L'encombrement de la gamme "Plus" n'est-elle pas un frein au quotidien ? J'ai eu le 7 plus entre les mains et j'ai apprécié le confort visuel, mais je ne sais pas ce que ça donne au quotidien quand on lui a ajouté coque de protection et verre trempé. 

Attendre une future mise à jour sensée résoudre mes problèmes de téléphone ?

Merci en tout cas de m'avoir lu et dans merci d'avance pour vos conseils et retour d'expérience


----------



## eric691 (29 Octobre 2017)

J'ai également un6S 64, mais le mien fonctionne très bien sous IOS 11. Idem pour le 6 d'une amie.
Donc tu pourrais commencer par faire une restauration


----------



## Scrc (29 Octobre 2017)

Alors pour le coup, j'ai une petite question quant à la restauration, je n'ai pas mon pc fixe sur lequel j'ai ma sauvegarde d'iPhone, je ne risque pas de perdre toutes mes données en faisant ça ?


----------



## jean512 (29 Octobre 2017)

prends toi un 8 à l'apple store.
Mais pour info c'est ton téléphone qui merde et pas le 6s en général.


----------



## ibabar (30 Octobre 2017)

Scrc a dit:


> j'ai un Chromecast qui me permet de visualiser Youtube et consort pour plus de confort, donc pas réel besoin d'iPad


Je ne vois pas trop le rapport, c'est pas le même usage entre un Chromecast et un iPad, non?



Scrc a dit:


> mon téléphone me sert de plus en plus d'appareil photo, seulement, je suis assez limité par la taille de son écran


C'est assez différent entre un iPhone 7 Plus et un iPhone 8 (et même 6s): le modèle Plus ayant un double module, donc 2 focales et surtout le mode Portrait, ce que n'aura pas l'iPhone 8 dans sa version 4.7"
Concernant la taille d'écran: 4.7" est déjà largement suffisant pour le cadrage (même si bigger is better), je rappelle que la plupart des APN (même experts ou semi-pro, et même sans viseur) ont un écran de 3" généralement.



Scrc a dit:


> Le 7 vaut-il encore le coup ou dois-je investir sur le 8


On peut raisonnablement considérer qu'un iPhone dure 3 ans en terme de MàJ. Donc prendre un iPhone 7 aujourd'hui reviendra grosso modo à pouvoir l'utiliser confortablement 2 ans (jusqu'à l'arrivée d'iOS13).
Pour reformuler, c'est plus les opportunités en terme de prix qui te décideront. Ou à prix égal entre 7 Plus et 8, le choix de la taille.



Scrc a dit:


> L'encombrement de la gamme "Plus" n'est-elle pas un frein au quotidien ?


Ô que si!!!!
J'ai replongé (l'an passé) pour un 7 Plus après un 6 Plus, j'ai craqué pour le double module photo.
C'est une brique énorme, ça tient dans la poche mais c'est très volumineux (même si très fin). Les 2 mains sont presque obligatoire tant les contorsions et les jeux d'équilibriste sont risqués à une main.
J'ai récemment opté pour un SE mais après 3 semaines d'utilisation, j'ai finalement repris (avec plaisir) mon 7 Plus... La taille idéale serait donc sans doute le 4.7" et par extension le X qui marie encombrement et grand écran.



Scrc a dit:


> Attendre une future mise à jour sensée résoudre mes problèmes de téléphone ?

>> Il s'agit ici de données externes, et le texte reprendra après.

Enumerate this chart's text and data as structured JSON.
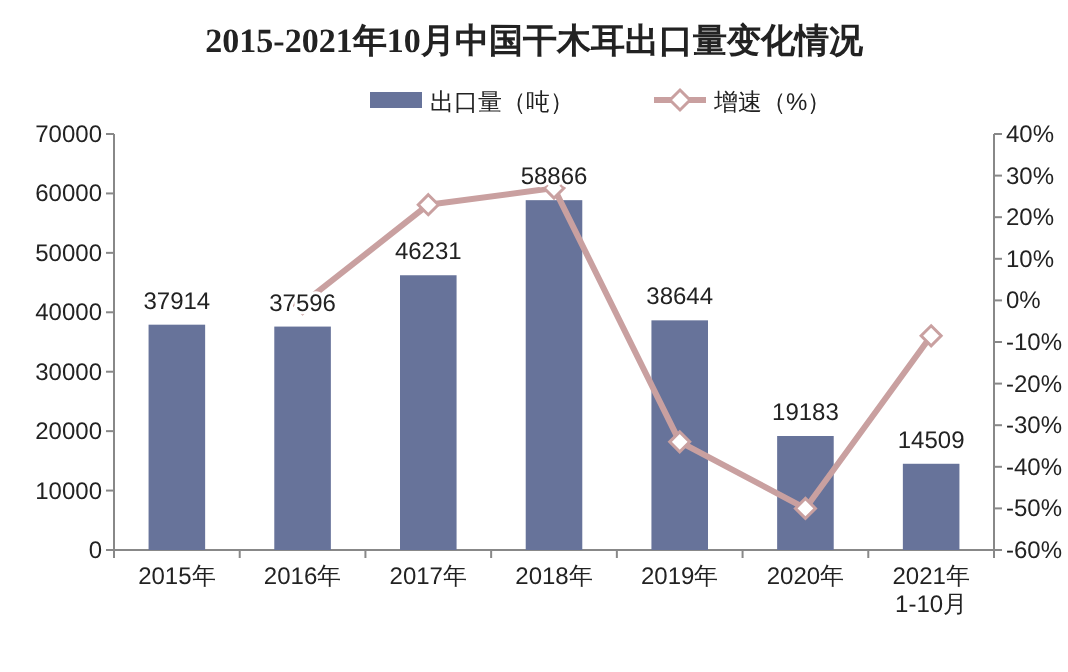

Comme le dit @jean512 , tes problèmes ne sont pas liés à l'iPhone 6s ou à iOS11, c'est spécifiquement TON iPhone qui merde: tu devrais prendre un RDV au Genius pour faire un diagnostic


----------



## Scrc (30 Octobre 2017)

Merci à vous pour vos réponses !

@ibabar 

Pour répondre à ta question sur le chromecast, disons que je consomme du contenu multimédia assez souvent chez moi, du coup je connecte mon iPhone via les applications et c'est parti pour regarder une vidéo Youtube sur la TV, disons que j'ai peur que d'acheter un iPad soit peu pertinent, du fait que je n'y toucherais plus beaucoup à mon retour en France.

Quant à la question de l'APN, c'est vrai que le double capteur semble avoir son petit plus, les photos sont généralement plus belles d'après ce que j'ai pu voir au travers de divers tests.

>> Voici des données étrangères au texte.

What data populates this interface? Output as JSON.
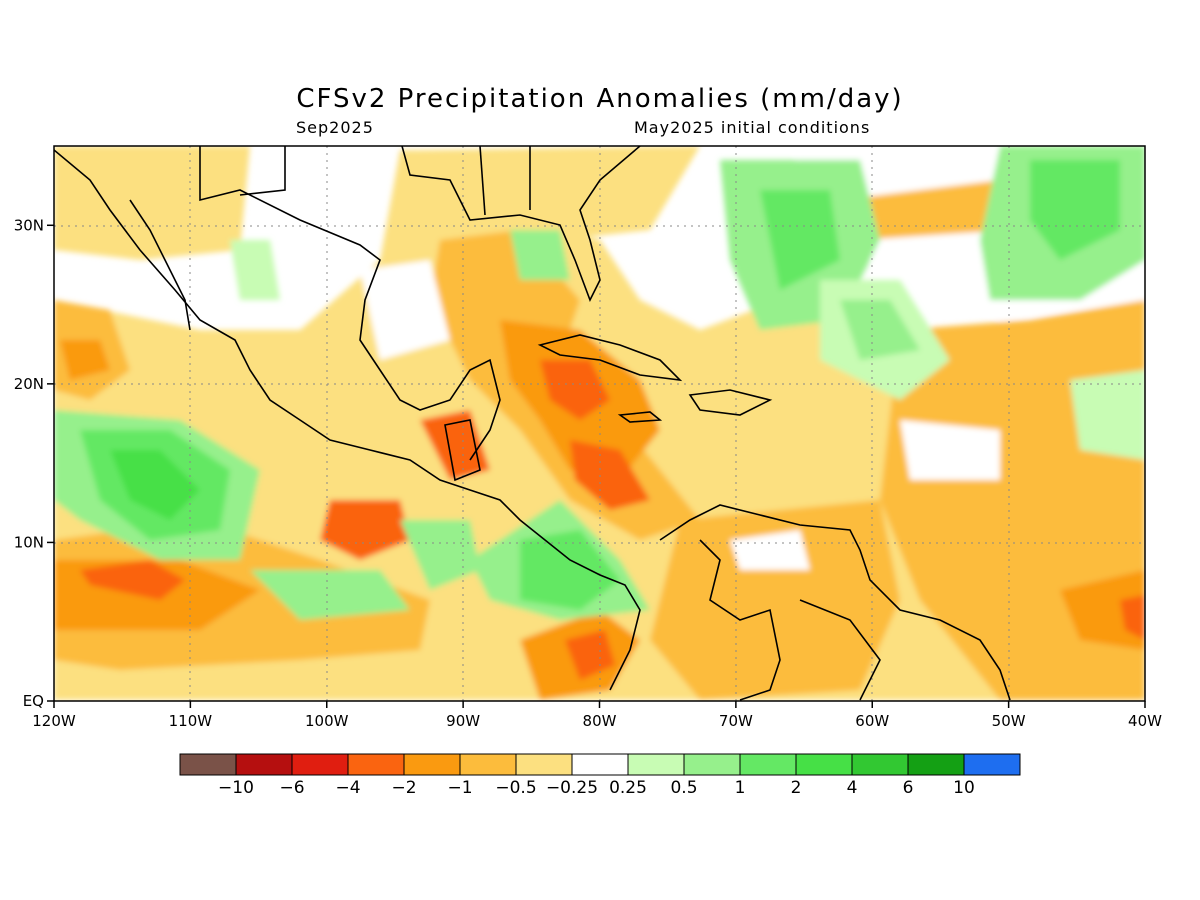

Tu as soulevé le point qui me fait hésiter, autant un SE me semble un poil "petit" pour mon utilisation, mais j'ai peur de perdre le confort du format 6S. Après, il reste toujours l'option Galaxy S8, mais bien qu'Android soit beaucoup plus mature qu'il n'y a quelques années, je n'ai jamais réussi à accrocher à cet OS (j'avais testé l'expérience sur le S7, que j'ai revendu 6 mois plus tard pour revenir sur iPhone)
C'est vrai que l'iPhone X à tout pour faire rêver, un encombrement réduit et un écran de taille maximal. Seulement, aujourd'hui, ça m'ennuie un peu de mettre 1150€ dans un smartphone (Bon, il y a toujours l'option de descendre sur NY (Pour une fois que c'est juste à côté de là où je vis) mais quid du stock, et ça reste tout de même cher. Une solution serait éventuellement d'attendre une année supplémentaire et d'investir dans la nouvelle mouture de l'iPhone, mais je doute qu'Apple baisse ses prix si les ventes sont là, c'est de bonne guerre. 

Effectivement, peut-être que dans un premier temps, se retourner vers un Apple Store serait peut-être la solution, je trouve ça quand même bien étonnant de devoir faire des soft reset 2-3 fois par jour.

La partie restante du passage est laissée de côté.